Ist Strömung ratsam , wichtig , unwichtig , egal , oder gar schlecht für Fische und Pflanzen bezw. Teich allgemein ?

Goldfische : wir haben 2 einfache Goldfische ...... der eine davon ist längere Zeit ziemlich FETT gewesen und nun innerhalb weniger Stunden ( 1 Tag vielleicht ) wieder recht schlank . Junge Fischis können wir nicht sehen .....haben die Orfen die vielleicht gefressen ? Dazu kommt das dieser __ Goldfisch seit längerem teilweise schwarz ist  (ich hab mal gelesen das es heilende Wunden sind ?!) und mit dem Kopf nach unten so im Teich rumsteht oder still am Grund ist ..... also weniger der hyperaktive Typ .  Ich hab mal gelesen das es heilende Wunden sind ?! 
Der 2. Goldfisch ist in ebenso kurzer Zeit nicht mehr Gold sondern eher Orange wie die Orfen und hat teilweise weisse Optik .... kein Pilz oder so .... er ist irgendwie ausgeblichen ?! 
Ist das Normal ?

Orfen : Sind alle Fit wie Turnschuh ....keine Fragen 

Sarasa Goldfische : auch davon haben wir 2 Stück ..... sind Männchen und Weibchen zu erkennen.

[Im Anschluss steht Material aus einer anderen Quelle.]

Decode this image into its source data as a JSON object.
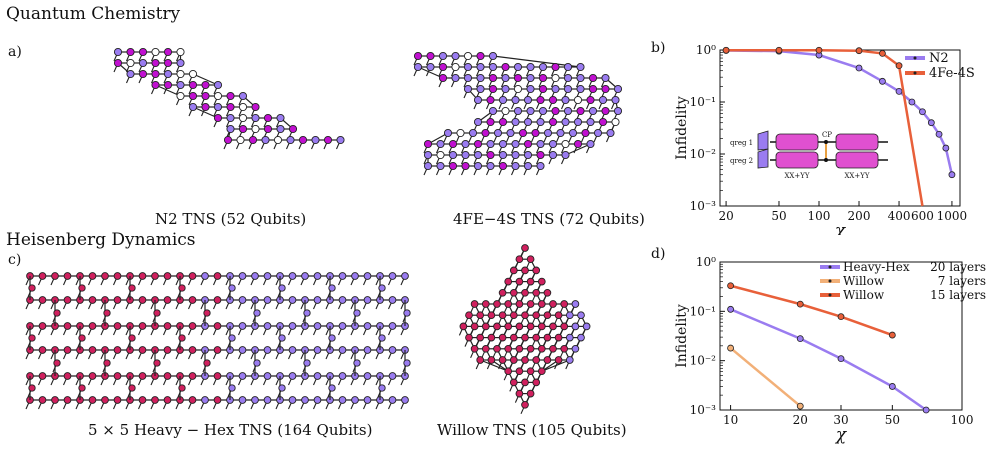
{
  "sections": {
    "qc_title": "Quantum Chemistry",
    "hd_title": "Heisenberg Dynamics"
  },
  "panels": {
    "a": {
      "label": "a)",
      "captions": [
        "N2 TNS (52 Qubits)",
        "4FE−4S TNS (72 Qubits)"
      ]
    },
    "b": {
      "label": "b)"
    },
    "c": {
      "label": "c)",
      "captions": [
        "5 × 5 Heavy − Hex TNS (164 Qubits)",
        "Willow TNS (105 Qubits)"
      ]
    },
    "d": {
      "label": "d)"
    }
  },
  "colors": {
    "purple": "#9a7cf0",
    "magenta": "#c010d0",
    "white": "#ffffff",
    "crimson": "#d0205e",
    "orange": "#e8603a",
    "light_orange": "#f2b078",
    "pink_box": "#e050d0"
  },
  "chart_data": [
    {
      "type": "line",
      "xlabel": "χ",
      "ylabel": "Infidelity",
      "xscale": "log",
      "yscale": "log",
      "xlim": [
        18,
        1150
      ],
      "ylim": [
        0.001,
        1
      ],
      "xticks": [
        20,
        50,
        100,
        200,
        400,
        600,
        1000
      ],
      "xtick_labels": [
        "20",
        "50",
        "100",
        "200",
        "400",
        "600",
        "1000"
      ],
      "yticks": [
        1,
        0.1,
        0.01,
        0.001
      ],
      "ytick_labels": [
        "10⁰",
        "10⁻¹",
        "10⁻²",
        "10⁻³"
      ],
      "legend": "top-right",
      "series": [
        {
          "name": "N2",
          "color": "#9a7cf0",
          "x": [
            20,
            50,
            100,
            200,
            300,
            400,
            500,
            600,
            700,
            800,
            900,
            1000
          ],
          "y": [
            0.98,
            0.95,
            0.8,
            0.45,
            0.25,
            0.16,
            0.1,
            0.065,
            0.04,
            0.024,
            0.013,
            0.004
          ]
        },
        {
          "name": "4Fe-4S",
          "color": "#e8603a",
          "x": [
            20,
            50,
            100,
            200,
            300,
            400,
            600
          ],
          "y": [
            0.99,
            0.99,
            0.99,
            0.97,
            0.86,
            0.5,
            0.00095
          ]
        }
      ],
      "inset": {
        "qreg1": "qreg 1",
        "qreg2": "qreg 2",
        "cp": "CP",
        "gate_left": "XX+YY",
        "gate_right": "XX+YY"
      }
    },
    {
      "type": "line",
      "xlabel": "χ",
      "ylabel": "Infidelity",
      "xscale": "log",
      "yscale": "log",
      "xlim": [
        9,
        100
      ],
      "ylim": [
        0.001,
        1
      ],
      "xticks": [
        10,
        20,
        30,
        50,
        100
      ],
      "xtick_labels": [
        "10",
        "20",
        "30",
        "50",
        "100"
      ],
      "yticks": [
        1,
        0.1,
        0.01,
        0.001
      ],
      "ytick_labels": [
        "10⁰",
        "10⁻¹",
        "10⁻²",
        "10⁻³"
      ],
      "legend": "top-right",
      "series": [
        {
          "name": "Heavy-Hex",
          "layers": "20 layers",
          "color": "#9a7cf0",
          "x": [
            10,
            20,
            30,
            50,
            70
          ],
          "y": [
            0.11,
            0.028,
            0.011,
            0.003,
            0.001
          ]
        },
        {
          "name": "Willow",
          "layers": "7 layers",
          "color": "#f2b078",
          "x": [
            10,
            20
          ],
          "y": [
            0.018,
            0.0012
          ]
        },
        {
          "name": "Willow",
          "layers": "15 layers",
          "color": "#e8603a",
          "x": [
            10,
            20,
            30,
            50
          ],
          "y": [
            0.33,
            0.14,
            0.078,
            0.033
          ]
        }
      ]
    }
  ]
}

Wir haben etwas Rost in meinem Filter ....wirklich sehr wenig an meinem Edelstahlsieb ( 200my ) da es auf einem verzingten Gestell montiert ist das wenige kleine Roststellen hat .
Ein Problem ? Wenn ja wie groß ist das Problem .

Über Infos würde ich mich freuen .
Ach nochwas : was können wir tun um den Fischen etwas reizvolles zu bieten ....also was mögen Sie gern .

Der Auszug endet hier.